7.4 Vorab ist klarzustellen, dass über die Unfallkausalität der im Frühjahr 2002 aufgetretenen Dermatosen nicht im vorliegenden Verfahren entschieden werden kann (vgl. vorstehend Erw. 4). Auf diesen Punkt ist deshalb nicht weiter einzugehen.
Sodann ist richtig zu stellen, dass Tabelle 5 zwischen „mässigen“ und „schweren“ Arthrosen unterscheidet. Eine Kategorie „ausgeprägte“ Arthrosen gibt es, entgegen der Darstellung des Beschwerdeführers, nicht.
Zutreffend ist lediglich, dass Dr. B.___ in seiner Beurteilung vom 25. August 1999 im Abschnitt „Befund“ den Ausdruck „ausgeprägte“ Femoropatellararthrose verwendete (Urk. 9/50). Die eben so bezeichnete Schädigung ordnete er selber im Rahmen derselben Beurteilung sodann einer „mässigen“ und gerade nicht einer „schweren“ Arthrose zu.
7.5 Eine von der Einschätzung durch Dr. B.___ und Dr. E.___ abweichende fachärztliche Beurteilung des Integritätsschadens liegt nicht vor. Überzeugende Einwände gegen die von Dr. B.___ und Dr. E.___ vorgenommene Beurteilung sind sodann ebenfalls nicht vorhanden (vgl. vorstehend Erw. 7.3-4). Es ist im Gegenteil festzuhalten, dass keine Anhaltspunkte ersichtlich sind, denen zufolge von der Schätzung des Integritätsschadens durch Dr. B.___ und Dr. E.___ auf 10 % abzuweichen wäre.

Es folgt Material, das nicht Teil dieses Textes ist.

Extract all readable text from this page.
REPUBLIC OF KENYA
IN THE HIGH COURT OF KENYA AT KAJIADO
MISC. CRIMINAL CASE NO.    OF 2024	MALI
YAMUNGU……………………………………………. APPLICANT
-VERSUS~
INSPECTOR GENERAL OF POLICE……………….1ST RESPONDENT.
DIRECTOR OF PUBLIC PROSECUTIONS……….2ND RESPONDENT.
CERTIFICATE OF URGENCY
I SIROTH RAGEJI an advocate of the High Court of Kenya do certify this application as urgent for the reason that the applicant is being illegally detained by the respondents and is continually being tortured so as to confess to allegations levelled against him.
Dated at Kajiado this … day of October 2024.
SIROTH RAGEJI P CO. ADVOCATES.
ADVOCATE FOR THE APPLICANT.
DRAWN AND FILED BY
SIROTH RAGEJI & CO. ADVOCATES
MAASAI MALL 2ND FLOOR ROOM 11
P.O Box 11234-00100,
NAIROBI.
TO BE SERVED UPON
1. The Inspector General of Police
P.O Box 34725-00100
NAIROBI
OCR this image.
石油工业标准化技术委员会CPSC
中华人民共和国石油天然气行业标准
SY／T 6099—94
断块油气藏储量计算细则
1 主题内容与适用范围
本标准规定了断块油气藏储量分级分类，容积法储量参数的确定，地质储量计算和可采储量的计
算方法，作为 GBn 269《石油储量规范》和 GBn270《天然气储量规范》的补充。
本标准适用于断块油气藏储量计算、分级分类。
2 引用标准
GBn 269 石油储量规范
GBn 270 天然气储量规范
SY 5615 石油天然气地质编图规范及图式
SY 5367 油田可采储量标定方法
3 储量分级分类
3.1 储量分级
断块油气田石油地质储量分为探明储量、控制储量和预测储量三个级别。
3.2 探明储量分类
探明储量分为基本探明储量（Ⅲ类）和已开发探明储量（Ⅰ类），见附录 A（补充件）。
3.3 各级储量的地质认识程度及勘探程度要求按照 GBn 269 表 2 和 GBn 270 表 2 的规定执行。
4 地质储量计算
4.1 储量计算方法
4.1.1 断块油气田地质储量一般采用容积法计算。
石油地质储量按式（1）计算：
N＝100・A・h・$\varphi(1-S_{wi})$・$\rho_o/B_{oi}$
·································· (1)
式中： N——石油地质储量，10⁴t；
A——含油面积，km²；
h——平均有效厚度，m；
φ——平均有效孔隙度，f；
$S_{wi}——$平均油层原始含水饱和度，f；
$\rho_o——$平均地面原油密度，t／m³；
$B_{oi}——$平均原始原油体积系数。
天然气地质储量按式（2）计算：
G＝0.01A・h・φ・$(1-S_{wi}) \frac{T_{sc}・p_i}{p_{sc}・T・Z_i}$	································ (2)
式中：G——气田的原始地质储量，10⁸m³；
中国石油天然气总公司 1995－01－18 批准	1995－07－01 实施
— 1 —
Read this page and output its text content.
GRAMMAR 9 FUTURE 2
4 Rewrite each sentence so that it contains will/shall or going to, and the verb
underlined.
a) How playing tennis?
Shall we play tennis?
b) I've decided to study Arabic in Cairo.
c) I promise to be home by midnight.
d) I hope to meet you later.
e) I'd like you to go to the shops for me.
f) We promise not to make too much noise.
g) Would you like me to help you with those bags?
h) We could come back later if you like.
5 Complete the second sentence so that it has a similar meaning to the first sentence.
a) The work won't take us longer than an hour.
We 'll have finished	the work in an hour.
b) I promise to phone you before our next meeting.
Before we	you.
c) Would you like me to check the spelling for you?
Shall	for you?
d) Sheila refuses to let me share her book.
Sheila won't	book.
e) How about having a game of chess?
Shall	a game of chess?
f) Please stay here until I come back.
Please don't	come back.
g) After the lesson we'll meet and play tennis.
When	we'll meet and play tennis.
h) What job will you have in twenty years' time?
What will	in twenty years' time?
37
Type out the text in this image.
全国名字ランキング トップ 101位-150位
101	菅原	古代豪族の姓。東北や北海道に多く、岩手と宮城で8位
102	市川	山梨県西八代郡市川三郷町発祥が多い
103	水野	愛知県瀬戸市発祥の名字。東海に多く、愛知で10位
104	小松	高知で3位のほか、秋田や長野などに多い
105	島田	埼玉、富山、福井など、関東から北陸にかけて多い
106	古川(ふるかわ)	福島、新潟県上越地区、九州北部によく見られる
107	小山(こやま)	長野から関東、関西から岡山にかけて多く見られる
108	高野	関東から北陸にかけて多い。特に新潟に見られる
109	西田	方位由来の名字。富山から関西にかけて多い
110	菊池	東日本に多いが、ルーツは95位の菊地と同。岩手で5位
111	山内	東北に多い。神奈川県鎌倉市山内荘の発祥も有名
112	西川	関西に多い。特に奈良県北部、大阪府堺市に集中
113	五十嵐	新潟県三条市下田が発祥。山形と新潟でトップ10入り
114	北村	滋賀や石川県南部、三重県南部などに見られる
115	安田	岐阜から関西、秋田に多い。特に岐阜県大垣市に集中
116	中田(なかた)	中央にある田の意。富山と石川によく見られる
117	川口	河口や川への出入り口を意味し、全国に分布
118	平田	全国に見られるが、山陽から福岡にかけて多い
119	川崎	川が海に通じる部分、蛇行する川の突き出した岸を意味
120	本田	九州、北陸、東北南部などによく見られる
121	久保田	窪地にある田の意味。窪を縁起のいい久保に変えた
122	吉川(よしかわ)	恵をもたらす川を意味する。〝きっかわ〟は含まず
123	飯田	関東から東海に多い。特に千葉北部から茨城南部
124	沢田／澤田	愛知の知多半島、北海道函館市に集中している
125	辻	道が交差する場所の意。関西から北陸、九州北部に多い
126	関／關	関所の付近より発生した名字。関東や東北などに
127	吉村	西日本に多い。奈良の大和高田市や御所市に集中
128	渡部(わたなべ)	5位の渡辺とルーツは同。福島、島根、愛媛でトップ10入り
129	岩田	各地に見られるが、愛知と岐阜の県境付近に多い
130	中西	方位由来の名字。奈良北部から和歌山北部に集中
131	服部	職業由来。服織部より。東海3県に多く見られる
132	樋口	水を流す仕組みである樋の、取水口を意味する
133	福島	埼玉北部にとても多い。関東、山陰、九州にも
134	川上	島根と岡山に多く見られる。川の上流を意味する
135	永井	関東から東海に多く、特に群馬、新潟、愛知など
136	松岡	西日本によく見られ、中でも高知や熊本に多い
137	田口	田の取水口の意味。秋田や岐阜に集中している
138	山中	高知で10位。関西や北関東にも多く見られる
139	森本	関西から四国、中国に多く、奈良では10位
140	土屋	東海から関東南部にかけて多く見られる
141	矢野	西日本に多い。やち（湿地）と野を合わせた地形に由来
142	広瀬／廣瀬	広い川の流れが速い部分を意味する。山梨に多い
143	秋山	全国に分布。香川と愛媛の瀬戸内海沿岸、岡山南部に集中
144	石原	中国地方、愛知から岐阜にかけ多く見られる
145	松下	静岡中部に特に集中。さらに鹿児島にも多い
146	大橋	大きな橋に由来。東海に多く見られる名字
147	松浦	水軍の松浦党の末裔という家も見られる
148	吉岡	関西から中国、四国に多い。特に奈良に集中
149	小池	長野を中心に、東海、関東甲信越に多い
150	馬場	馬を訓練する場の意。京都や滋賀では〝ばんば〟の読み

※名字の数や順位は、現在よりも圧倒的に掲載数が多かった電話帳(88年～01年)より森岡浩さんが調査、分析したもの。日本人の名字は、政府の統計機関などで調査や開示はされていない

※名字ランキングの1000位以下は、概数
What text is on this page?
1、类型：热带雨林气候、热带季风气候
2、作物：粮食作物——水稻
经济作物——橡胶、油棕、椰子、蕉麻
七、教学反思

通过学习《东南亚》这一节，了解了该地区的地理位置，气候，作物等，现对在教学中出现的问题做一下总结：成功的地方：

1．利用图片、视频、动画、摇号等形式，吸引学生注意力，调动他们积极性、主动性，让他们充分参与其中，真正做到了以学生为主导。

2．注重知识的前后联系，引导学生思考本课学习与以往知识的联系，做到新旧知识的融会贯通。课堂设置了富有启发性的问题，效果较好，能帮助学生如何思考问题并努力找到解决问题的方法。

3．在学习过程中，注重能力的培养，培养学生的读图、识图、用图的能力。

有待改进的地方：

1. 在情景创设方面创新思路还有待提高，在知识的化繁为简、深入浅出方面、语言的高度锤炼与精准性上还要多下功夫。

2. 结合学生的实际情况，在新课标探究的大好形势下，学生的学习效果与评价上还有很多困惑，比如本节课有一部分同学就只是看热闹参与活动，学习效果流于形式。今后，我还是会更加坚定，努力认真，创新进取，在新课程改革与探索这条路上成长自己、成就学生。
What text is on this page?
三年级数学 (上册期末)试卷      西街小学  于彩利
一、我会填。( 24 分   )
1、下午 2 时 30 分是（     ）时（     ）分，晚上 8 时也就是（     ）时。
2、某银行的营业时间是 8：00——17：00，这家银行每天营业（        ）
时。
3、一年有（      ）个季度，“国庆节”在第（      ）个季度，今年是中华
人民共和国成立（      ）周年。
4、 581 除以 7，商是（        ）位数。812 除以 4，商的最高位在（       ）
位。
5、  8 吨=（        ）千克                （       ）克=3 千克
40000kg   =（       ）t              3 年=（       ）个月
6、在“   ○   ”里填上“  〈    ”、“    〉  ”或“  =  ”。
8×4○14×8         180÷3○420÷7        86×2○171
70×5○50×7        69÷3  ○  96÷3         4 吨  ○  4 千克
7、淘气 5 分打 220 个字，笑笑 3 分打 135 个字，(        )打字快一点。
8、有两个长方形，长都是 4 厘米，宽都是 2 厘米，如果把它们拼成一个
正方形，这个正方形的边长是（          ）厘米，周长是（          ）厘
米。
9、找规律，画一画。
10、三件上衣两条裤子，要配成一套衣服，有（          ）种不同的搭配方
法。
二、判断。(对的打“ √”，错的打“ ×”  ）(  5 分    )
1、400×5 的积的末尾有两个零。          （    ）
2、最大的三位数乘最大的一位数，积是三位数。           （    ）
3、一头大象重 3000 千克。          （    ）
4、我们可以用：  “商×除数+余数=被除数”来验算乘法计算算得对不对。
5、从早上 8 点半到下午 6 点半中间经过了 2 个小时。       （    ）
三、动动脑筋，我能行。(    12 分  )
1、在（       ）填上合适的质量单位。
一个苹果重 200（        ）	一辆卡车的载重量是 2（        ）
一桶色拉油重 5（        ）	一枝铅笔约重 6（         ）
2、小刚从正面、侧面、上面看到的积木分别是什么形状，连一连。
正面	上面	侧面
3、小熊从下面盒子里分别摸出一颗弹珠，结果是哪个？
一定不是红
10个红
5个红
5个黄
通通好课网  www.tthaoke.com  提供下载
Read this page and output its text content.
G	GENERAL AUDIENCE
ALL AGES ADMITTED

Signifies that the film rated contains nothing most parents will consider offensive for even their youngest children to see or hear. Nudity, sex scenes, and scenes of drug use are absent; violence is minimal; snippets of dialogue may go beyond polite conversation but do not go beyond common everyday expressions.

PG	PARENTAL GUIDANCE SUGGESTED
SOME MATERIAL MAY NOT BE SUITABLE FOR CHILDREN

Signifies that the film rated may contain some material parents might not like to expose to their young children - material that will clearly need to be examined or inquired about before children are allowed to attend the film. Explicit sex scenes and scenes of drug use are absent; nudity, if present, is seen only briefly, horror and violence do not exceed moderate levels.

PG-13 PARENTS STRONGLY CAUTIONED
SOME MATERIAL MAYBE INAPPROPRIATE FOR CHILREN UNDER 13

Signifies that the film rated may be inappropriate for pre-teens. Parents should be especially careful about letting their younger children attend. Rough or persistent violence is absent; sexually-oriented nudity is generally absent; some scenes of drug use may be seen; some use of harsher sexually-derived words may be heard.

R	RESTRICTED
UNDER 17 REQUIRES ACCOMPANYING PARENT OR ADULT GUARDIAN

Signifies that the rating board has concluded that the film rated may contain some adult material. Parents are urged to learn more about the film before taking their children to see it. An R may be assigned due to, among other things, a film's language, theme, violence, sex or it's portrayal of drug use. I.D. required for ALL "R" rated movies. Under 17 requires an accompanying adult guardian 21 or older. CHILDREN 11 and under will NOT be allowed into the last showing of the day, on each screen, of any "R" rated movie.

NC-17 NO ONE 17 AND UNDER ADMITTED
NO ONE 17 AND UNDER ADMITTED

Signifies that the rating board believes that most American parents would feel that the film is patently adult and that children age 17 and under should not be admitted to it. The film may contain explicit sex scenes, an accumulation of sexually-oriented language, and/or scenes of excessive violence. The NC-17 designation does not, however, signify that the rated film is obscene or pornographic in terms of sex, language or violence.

Dass die Beschwerdegegnerin die Integritätseinbusse auf 10 % beziffert hat, ist mithin nicht zu beanstanden, so dass die Beschwerde auch in diesem Punkt abzuweisen ist.
Das Gericht erkennt:
1. Die Beschwerde wird abgewiesen, soweit auf sie eingetreten wird.
2. Das Verfahren ist kostenlos.
3. Zustellung gegen Empfangsschein an:
- Rechtsanwältin Petra Oehmke unter Beilage einer Kopie von Urk. 23
- Rechtsanwalt Dr. Stefan Mattmann
- Bundesamt für Sozialversicherung
4. Gegen diesen Entscheid kann innert 30 Tagen seit der Zustellung beim Eidgenössischen Versicherungsgericht Verwaltungsgerichtsbeschwerde eingereicht werden.
Die Beschwerdeschrift ist dem Eidgenössischen Versicherungsgericht, Schweizerhofquai 6, 6004 Luzern, in dreifacher Ausfertigung zuzustellen.
Die Beschwerdeschrift hat die Begehren, deren Begründung mit Angabe der Beweismittel und die Unterschrift der beschwerdeführenden Person oder ihres Vertreters zu enthalten; die Ausfertigung des angefochtenen Entscheides und der dazugehörige Briefumschlag sowie die als Beweismittel angerufenen Urkunden sind beizulegen, soweit die beschwerdeführende Person sie in Händen hat (Art. 132 in Verbindung mit Art. 106 und 108 OG).